Un établissement ouvre à trois rues de chez vous. Personne ne vous prévient. Vous l'apprenez quand la salle se remplit moins vite.
Un voisin prend trente avis en un mois. Ce n'est pas sa note qui change, c'est le nombre de gens qui le voient avant de vous voir.
Quelqu'un se met à ouvrir le dimanche midi.

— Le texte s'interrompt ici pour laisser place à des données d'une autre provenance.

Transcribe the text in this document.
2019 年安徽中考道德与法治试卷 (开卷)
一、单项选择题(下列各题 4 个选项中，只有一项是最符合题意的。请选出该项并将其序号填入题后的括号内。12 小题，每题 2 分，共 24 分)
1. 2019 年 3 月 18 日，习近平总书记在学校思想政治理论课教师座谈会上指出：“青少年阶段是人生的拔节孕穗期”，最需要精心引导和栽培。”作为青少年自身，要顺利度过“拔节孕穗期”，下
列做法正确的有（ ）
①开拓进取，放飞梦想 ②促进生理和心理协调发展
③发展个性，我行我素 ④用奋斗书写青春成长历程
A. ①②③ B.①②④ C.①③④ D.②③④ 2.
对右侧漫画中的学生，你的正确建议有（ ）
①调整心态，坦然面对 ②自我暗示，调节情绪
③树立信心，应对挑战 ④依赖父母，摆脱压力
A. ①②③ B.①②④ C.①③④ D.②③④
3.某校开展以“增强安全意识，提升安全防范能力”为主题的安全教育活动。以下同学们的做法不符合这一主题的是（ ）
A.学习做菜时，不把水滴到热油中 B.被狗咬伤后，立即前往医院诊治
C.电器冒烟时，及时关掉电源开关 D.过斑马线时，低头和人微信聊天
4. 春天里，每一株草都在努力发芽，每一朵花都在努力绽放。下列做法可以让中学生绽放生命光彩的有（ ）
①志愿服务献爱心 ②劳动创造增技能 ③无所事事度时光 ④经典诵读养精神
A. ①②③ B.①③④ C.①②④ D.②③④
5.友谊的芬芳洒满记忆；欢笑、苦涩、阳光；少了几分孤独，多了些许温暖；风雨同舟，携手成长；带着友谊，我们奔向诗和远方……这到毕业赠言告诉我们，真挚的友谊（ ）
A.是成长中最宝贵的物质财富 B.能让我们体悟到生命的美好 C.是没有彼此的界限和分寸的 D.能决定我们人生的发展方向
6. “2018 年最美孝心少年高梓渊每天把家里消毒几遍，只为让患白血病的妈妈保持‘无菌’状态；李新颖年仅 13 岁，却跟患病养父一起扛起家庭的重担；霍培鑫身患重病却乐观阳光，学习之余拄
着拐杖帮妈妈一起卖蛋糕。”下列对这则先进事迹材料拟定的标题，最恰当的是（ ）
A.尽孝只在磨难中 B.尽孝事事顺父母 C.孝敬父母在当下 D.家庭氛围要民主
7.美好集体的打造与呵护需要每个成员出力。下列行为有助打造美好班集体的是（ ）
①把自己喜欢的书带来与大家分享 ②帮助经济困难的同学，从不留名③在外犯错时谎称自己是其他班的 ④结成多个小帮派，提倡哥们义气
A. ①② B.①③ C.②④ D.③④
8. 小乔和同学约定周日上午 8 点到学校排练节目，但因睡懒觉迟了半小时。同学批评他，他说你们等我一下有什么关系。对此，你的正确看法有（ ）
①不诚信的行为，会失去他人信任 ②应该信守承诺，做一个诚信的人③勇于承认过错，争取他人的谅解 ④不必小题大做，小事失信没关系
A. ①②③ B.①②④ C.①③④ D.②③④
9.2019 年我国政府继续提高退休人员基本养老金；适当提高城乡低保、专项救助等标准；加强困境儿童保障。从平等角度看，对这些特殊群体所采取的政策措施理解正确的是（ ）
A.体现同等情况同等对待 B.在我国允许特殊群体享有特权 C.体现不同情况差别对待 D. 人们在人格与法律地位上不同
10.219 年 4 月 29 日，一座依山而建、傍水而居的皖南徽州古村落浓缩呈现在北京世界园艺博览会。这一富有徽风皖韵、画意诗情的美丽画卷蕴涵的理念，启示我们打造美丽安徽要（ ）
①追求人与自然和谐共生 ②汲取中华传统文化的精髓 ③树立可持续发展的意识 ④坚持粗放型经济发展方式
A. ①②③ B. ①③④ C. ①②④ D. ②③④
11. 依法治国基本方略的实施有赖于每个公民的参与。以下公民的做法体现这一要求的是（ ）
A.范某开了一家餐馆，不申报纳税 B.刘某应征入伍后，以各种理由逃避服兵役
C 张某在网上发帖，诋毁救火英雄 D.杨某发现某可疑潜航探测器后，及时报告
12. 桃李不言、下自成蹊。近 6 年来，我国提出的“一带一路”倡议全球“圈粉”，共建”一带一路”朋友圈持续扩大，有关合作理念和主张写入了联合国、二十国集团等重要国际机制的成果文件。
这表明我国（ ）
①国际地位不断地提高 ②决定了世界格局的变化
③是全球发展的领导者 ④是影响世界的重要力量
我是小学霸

C'est une décision commerciale, et elle vous concerne. Vous ne la remarquerez pas en service.
Deux familles, et elles ne se recoupent pas.
Vos semblables : même type d'établissement, même gamme, même clientèle. Ceux à qui vos clients vous comparent quand ils hésitent, même à trois kilomètres.
Vos voisins : ceux qui sont sur le passage, dans le même périmètre. Le client n'avait pas prévu de choisir entre vous et lui, il passe devant les deux.
Exemple de lignes affichées :
« Un voisin à 300 m a pris 18 avis en 30 jours. Vous en avez pris 4. »
« Un semblable à 1,2 km s'est mis à répondre à ses avis ce mois-ci. »
« Un établissement a ouvert à 450 m il y a cinq semaines. »
Aperçu illustratif. Les établissements suivis ne sont jamais nommés dans cette page.
Radar constate. Il n'explique pas pourquoi un concurrent progresse, et il ne remplace pas ce qui se joue en salle.
Les réponses aux avis, les trois tons, la validation humaine sur chaque publication. Radar ajoute la veille par-dessus.